I was lucky enough to have met Anthony Lacavera once in the past, back when Globealive had bought Yak, around 2008. He was very smart, friendly and engaging. Plus I have heard him speak at the Canadian Telecom Summit many times when he was running WIND, the scrappy cellphone company that was challenging the Bell/Telus/Rogers mobile oligopoly . As my entire career in telecom has been on the competitive side, cutting my teeth during the Long Distance wars back in the early 1990’s I was really anticipating reading the WIND story and learning more details about what actually happened.

The entire first chapter is devoted to WIND and its various trials and tribulations.
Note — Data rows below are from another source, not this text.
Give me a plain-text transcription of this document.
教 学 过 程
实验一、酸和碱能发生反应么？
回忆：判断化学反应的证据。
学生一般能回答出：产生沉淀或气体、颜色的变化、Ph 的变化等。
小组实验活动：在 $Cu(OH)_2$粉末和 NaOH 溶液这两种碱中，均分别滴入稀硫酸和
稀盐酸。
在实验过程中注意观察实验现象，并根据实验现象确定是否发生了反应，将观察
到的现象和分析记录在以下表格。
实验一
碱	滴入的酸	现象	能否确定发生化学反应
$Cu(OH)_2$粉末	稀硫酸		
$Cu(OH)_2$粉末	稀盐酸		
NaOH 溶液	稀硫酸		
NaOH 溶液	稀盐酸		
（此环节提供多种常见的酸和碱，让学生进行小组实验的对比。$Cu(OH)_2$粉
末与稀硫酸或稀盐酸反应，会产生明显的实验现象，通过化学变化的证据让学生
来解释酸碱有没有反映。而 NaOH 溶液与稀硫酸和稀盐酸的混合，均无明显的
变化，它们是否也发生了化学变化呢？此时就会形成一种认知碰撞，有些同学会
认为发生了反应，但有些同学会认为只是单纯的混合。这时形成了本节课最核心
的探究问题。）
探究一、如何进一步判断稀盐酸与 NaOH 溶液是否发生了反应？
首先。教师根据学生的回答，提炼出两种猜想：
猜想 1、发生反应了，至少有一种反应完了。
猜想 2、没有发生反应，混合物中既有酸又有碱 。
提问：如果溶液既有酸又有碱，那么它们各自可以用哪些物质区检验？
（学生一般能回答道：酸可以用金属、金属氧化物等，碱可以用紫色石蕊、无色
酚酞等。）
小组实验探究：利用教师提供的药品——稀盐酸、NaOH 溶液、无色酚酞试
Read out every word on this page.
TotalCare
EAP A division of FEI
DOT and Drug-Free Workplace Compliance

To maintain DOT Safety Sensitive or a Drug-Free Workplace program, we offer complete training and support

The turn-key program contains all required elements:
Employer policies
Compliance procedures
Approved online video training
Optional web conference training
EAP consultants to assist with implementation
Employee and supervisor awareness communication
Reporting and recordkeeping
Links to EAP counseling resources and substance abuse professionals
Some of the anti-competitive roadblocks that WIND ran into challenging the incumbents sounded very familiar. The oligopoly does not play fair when their protected position is threatened. The Federal government and the regulator allow this. Lacavera presents it all as Exhibit A of why our business culture here in Canada has to change if we are to succeed as a nation. Our telecom sector is coddled, not required to compete against the best in the world, and hence our other businesses, enterprises and citizens overpay for substandard services. And since telecom services are THE key input in an information economy it hampers all other sectors ability to innovate, compete and be productive.
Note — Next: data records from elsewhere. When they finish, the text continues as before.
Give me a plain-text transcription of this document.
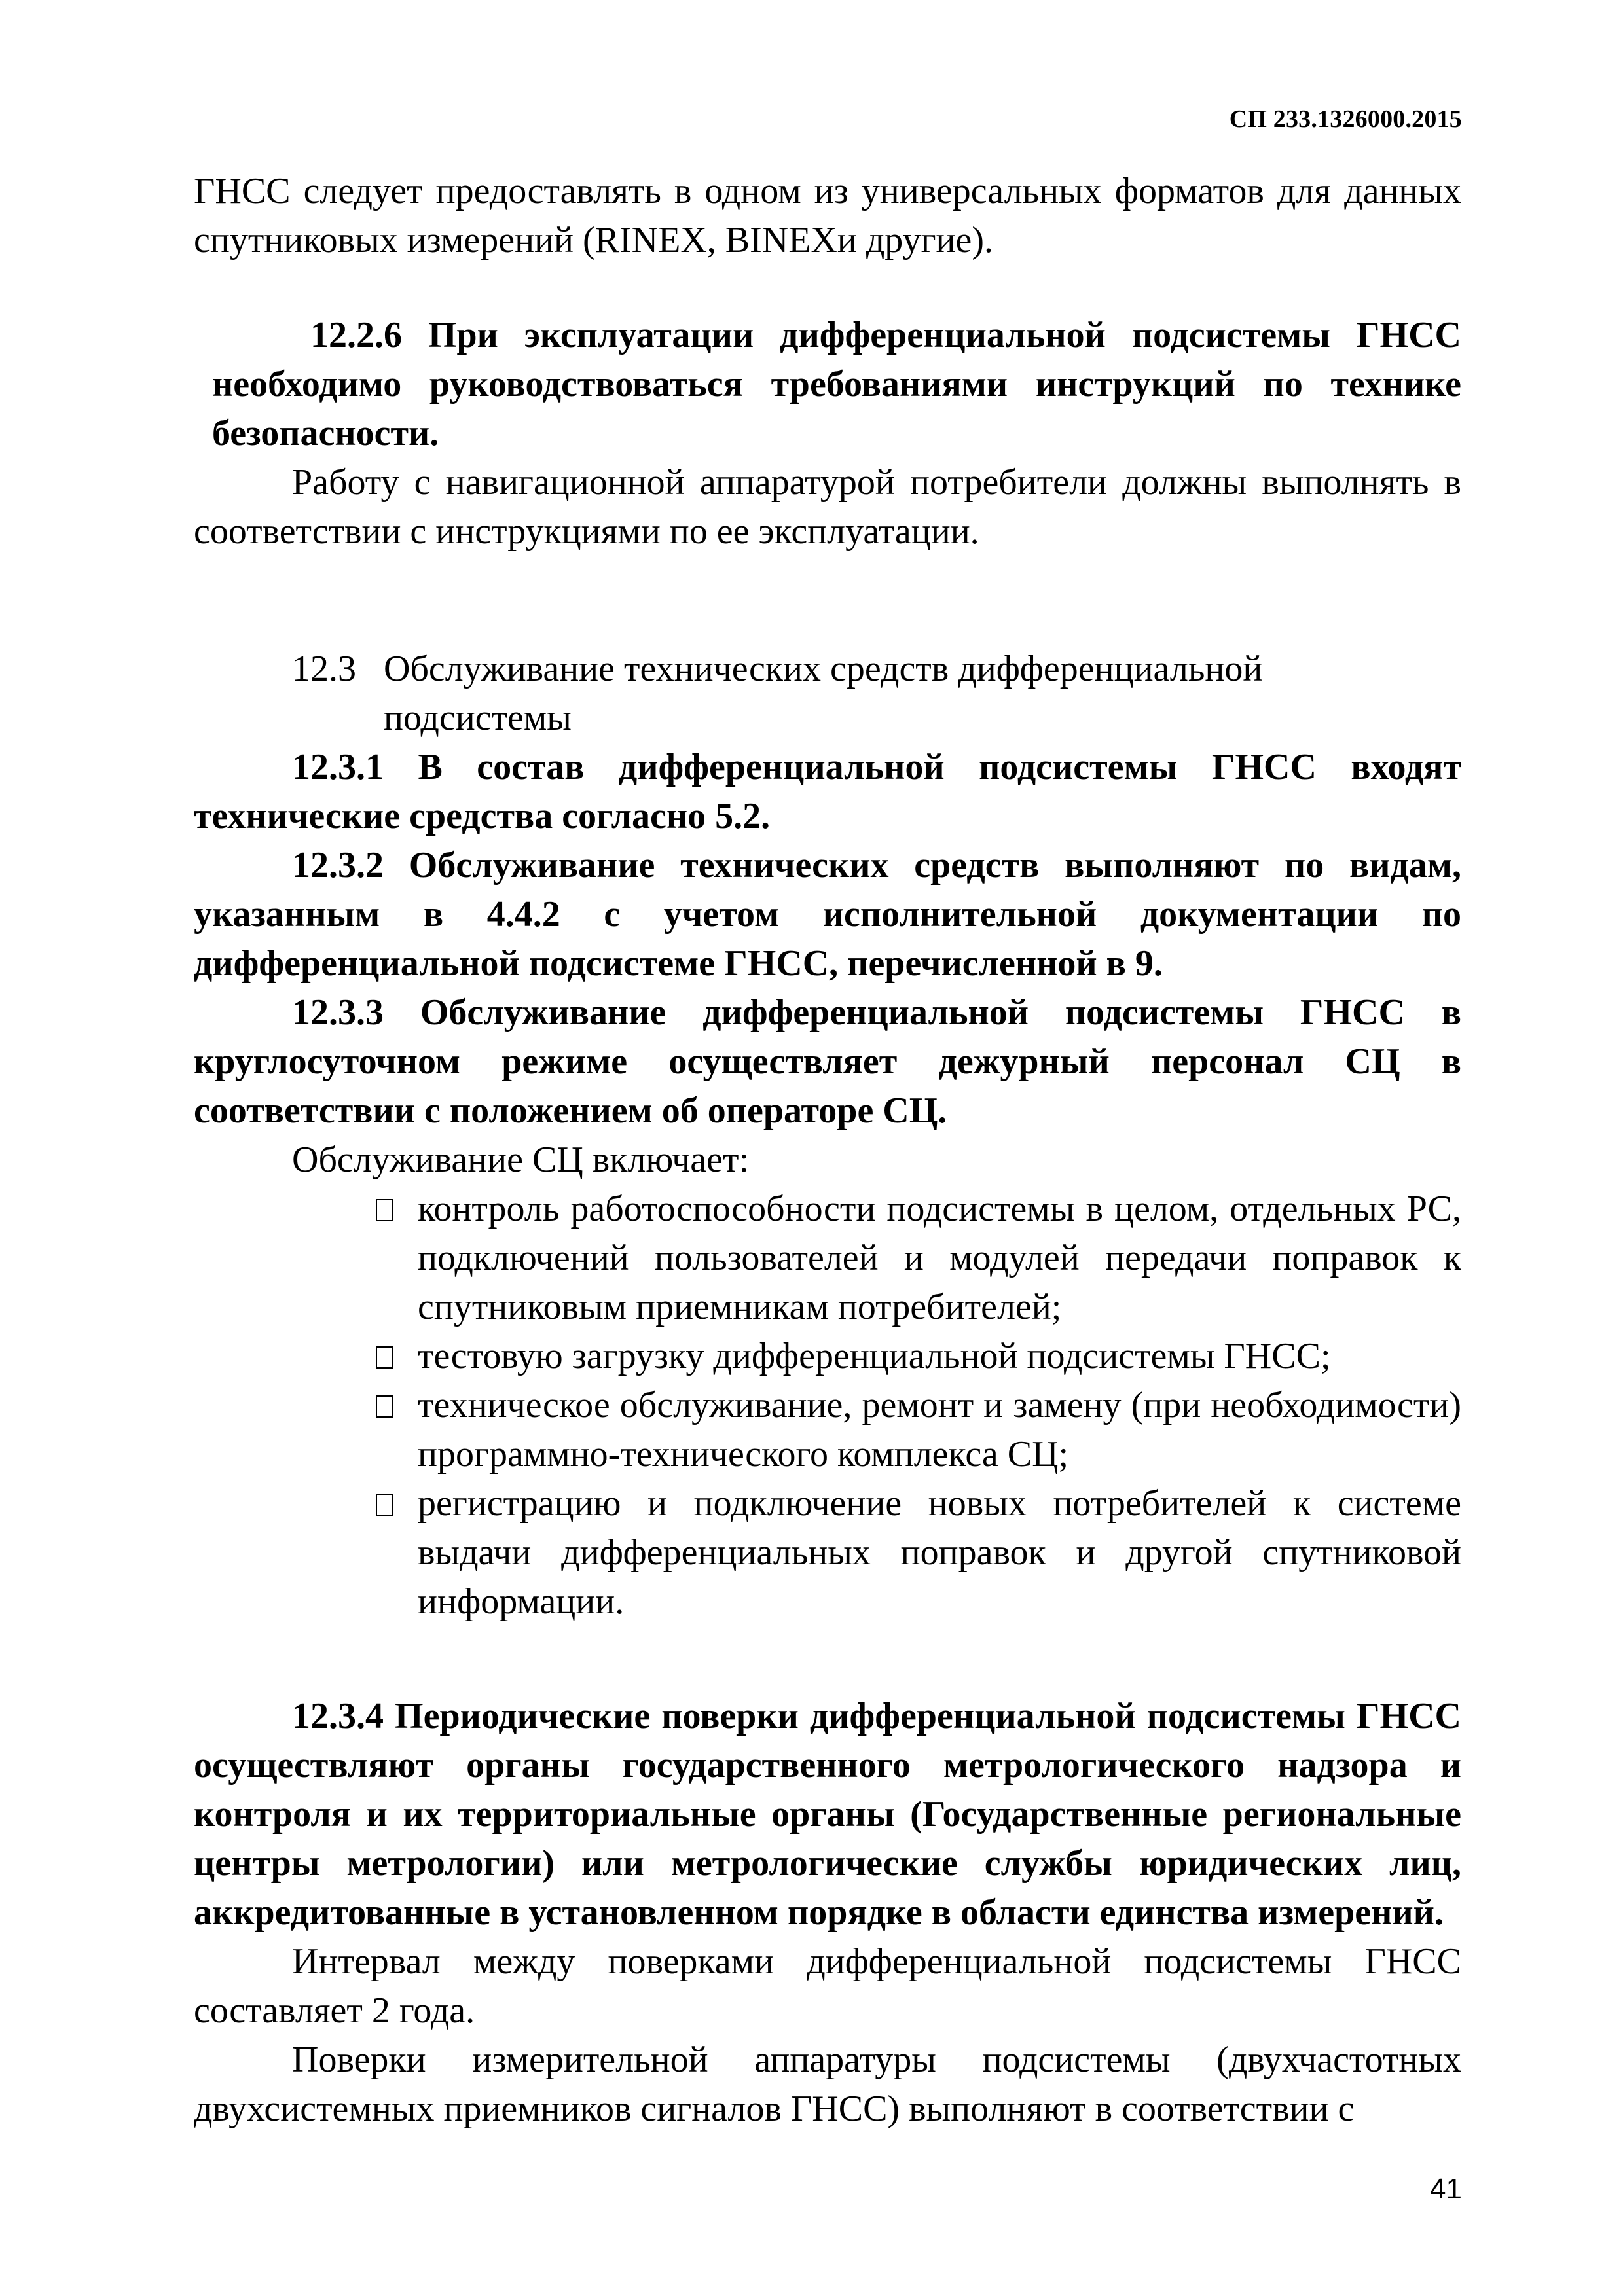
СП 233.1326000.2015

ГНСС следует предоставлять в одном из универсальных форматов для данных спутниковых измерений (RINEX, BINEXи другие).

12.2.6 При эксплуатации дифференциальной подсистемы ГНСС необходимо руководствоваться требованиями инструкций по технике безопасности.

Работу с навигационной аппаратурой потребители должны выполнять в соответствии с инструкциями по ее эксплуатации.

12.3 Обслуживание технических средств дифференциальной подсистемы

12.3.1 В состав дифференциальной подсистемы ГНСС входят технические средства согласно 5.2.

12.3.2 Обслуживание технических средств выполняют по видам, указанным в 4.4.2 с учетом исполнительной документации по дифференциальной подсистеме ГНСС, перечисленной в 9.

12.3.3 Обслуживание дифференциальной подсистемы ГНСС в круглосуточном режиме осуществляет дежурный персонал СЦ в соответствии с положением об операторе СЦ.

Обслуживание СЦ включает:

контроль работоспособности подсистемы в целом, отдельных РС, подключений пользователей и модулей передачи поправок к спутниковым приемникам потребителей;
тестовую загрузку дифференциальной подсистемы ГНСС;
техническое обслуживание, ремонт и замену (при необходимости) программно-технического комплекса СЦ;
регистрацию и подключение новых потребителей к системе выдачи дифференциальных поправок и другой спутниковой информации.

12.3.4 Периодические поверки дифференциальной подсистемы ГНСС осуществляют органы государственного метрологического надзора и контроля и их территориальные органы (Государственные региональные центры метрологии) или метрологические службы юридических лиц, аккредитованные в установленном порядке в области единства измерений.

Интервал между поверками дифференциальной подсистемы ГНСС составляет 2 года.

Поверки измерительной аппаратуры подсистемы (двухчастотных двухсистемных приемников сигналов ГНСС) выполняют в соответствии с

41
Lacavera then proceeds to highlight in subsequent chapters other factors that are holding back Canadians in winning in the global marketplace. He highlights our attitudes and belief systems , the Canadian mentality to “Go for Bronze” or a participation award rather then aiming to win big, as if wanting to come first was “Un Canadian”. The lack of funding available to high growth startups, from angel investors and from venture capital which is much harder to get in Canada. Highly touted Government R&D and innovation programs are designed to maximize political gains and spread large amounts of money around the country, often ineffectively. There is no true policy for identifying sectors or companies that show true promise of being disrupters that can be scaled to tackle global markets.

We have seen some of these arguments before in various studies and expert panels that the Federal government commissions and then ignores or only partially implements. The book does a good job of integrating many of them such as the Jenkins panel in 2011, Naylor in 2015, Wilson in 2008. The book brings all of these and more into one cohernet call for action, not just for government but for all of us.
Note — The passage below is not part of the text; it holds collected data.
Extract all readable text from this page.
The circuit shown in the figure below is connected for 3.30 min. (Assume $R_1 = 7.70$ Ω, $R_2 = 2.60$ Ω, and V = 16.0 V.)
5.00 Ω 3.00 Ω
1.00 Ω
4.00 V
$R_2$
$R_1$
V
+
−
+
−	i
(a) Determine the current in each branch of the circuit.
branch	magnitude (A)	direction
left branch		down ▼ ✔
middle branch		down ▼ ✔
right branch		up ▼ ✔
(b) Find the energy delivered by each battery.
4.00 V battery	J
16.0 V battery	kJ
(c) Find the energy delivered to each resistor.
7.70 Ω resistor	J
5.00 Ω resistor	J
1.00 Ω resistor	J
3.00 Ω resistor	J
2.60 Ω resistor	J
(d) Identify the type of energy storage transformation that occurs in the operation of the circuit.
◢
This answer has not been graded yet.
One of the most positive and optimistic chapters highlights some of the work being done at the Creative Disruption Lab at the University of Toronto. Here start-up founders could get a “dose of judgement” from seasoned entrepreneurs who had “been there, and done that”. They can share their experience, network connections, and judgement with young founders. Start-ups have to compete hard to get into (and stay in the program), as do MBA students, industry types and anyone else who wants to observe. The chapter has some great examples of start-ups that have benefitted and were able to accelerate their growth providing concrete proof that we can do this here.

My only quibble with the book would be a personal one as I live and work in Kitchener/Waterloo. There are many references made to people and companies from Waterloo. Tom Jenkins(Open Text), Jim Balsillie (RIM, Blackberry), Ted Livingston (Kik), Stephen Lake (Thalmic Labs), Mallory Brodie (Bridgit) were some that come to mind. I understand that Anthony Lacavera has ties to Toronto, but I would have expected to read more about the culture of entrepreneurship and innovation that is happening here in Waterloo where world leading companies have already emerged and where we are home to the second highest density of tech start-ups outside of Silicon Valley. A lot of what he is prescribing is actually happening here.

I quite enjoyed this book and whole heartedly recommend it; both for general business audiences but especially to anyone who is an executive in Canadian telecom.